На досуге Семен любил мастерить художества. Эта страсть странным образом увязывалась с грубой выделкой его натуры. Он резал дерево и камень - добывал из них зверей и химер; потом, года за два до второй смены родины, приобрел стеклодувню с муфельной печью и маленьким, бензиновым горном, быстро с ней освоился и начал плавить бутылки для изготовления стеклянного зверинца. Вся его комната была заполнена всевозможным тварьём, точно Ноев Ковчег.

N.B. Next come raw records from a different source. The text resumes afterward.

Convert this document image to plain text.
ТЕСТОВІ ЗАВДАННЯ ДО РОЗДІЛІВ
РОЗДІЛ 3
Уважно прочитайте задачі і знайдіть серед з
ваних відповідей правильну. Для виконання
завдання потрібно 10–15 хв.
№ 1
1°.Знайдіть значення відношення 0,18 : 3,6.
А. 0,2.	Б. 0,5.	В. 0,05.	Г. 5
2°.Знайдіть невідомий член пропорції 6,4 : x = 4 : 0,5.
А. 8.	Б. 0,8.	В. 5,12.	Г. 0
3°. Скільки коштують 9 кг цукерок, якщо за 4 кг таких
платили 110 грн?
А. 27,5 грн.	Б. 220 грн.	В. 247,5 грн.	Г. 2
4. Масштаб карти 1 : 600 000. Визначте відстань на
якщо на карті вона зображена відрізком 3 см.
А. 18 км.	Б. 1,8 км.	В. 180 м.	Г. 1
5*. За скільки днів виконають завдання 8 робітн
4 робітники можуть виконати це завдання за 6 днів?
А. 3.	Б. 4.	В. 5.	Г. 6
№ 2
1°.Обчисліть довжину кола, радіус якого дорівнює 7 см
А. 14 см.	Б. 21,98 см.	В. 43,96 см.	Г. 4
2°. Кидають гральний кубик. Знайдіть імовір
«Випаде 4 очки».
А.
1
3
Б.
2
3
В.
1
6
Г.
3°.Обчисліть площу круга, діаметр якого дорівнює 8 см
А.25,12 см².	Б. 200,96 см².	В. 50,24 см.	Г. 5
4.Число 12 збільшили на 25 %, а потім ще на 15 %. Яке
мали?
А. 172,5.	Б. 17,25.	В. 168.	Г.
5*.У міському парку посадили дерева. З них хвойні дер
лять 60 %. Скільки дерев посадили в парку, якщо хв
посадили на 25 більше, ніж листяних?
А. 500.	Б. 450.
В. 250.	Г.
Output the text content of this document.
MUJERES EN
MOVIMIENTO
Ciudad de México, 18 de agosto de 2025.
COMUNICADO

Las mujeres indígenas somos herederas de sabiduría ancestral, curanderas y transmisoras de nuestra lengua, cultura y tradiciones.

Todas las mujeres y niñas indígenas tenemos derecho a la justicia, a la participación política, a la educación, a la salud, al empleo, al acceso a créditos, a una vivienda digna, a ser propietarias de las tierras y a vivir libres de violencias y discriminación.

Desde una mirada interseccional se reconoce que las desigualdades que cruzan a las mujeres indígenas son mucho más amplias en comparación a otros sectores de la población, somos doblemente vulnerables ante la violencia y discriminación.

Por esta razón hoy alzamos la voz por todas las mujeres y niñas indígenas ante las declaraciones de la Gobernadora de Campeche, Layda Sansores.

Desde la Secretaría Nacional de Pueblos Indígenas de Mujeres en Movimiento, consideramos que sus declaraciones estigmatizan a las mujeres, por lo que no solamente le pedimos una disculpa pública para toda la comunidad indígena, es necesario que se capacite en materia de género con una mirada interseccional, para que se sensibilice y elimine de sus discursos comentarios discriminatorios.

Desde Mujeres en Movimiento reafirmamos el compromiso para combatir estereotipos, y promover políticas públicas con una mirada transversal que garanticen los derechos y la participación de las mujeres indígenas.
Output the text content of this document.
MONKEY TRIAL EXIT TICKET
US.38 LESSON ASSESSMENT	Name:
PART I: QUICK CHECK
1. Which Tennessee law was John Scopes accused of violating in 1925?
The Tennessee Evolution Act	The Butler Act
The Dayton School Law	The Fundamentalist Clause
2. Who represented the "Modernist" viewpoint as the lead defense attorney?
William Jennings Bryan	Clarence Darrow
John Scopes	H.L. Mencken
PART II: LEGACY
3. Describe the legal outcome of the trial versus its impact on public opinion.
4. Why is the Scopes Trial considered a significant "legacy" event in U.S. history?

В то время Семен работал завгаром в обувном цеху. Цех за мирные годы разросся до фабрики, которая по трофейным лекалам, на трофейных колодках портачила уже не кирзачи, а башмаки и туфли. Однажды Семен привел домой женщину, командированную в Мельну из Ленинграда по обувному делу. С ней рядом я смотрелась старшей сестрой, а с Семеном у нее выходила разница лет в двадцать пять. Они пошли в комнату Семена; я принесла им чай и, расставляя чашки, видела, как обувница изучает зверинец, перебирает руками фигурки, отмечает, что пришлось ей по вкусу. Она ушла поздно. Семен ее провожал. А вернувшись, он выволок из ковчега цинковое ведро, до верху полное своих художеств, и на кухне сжег и размолотил в прах все, что гостья не похвалила.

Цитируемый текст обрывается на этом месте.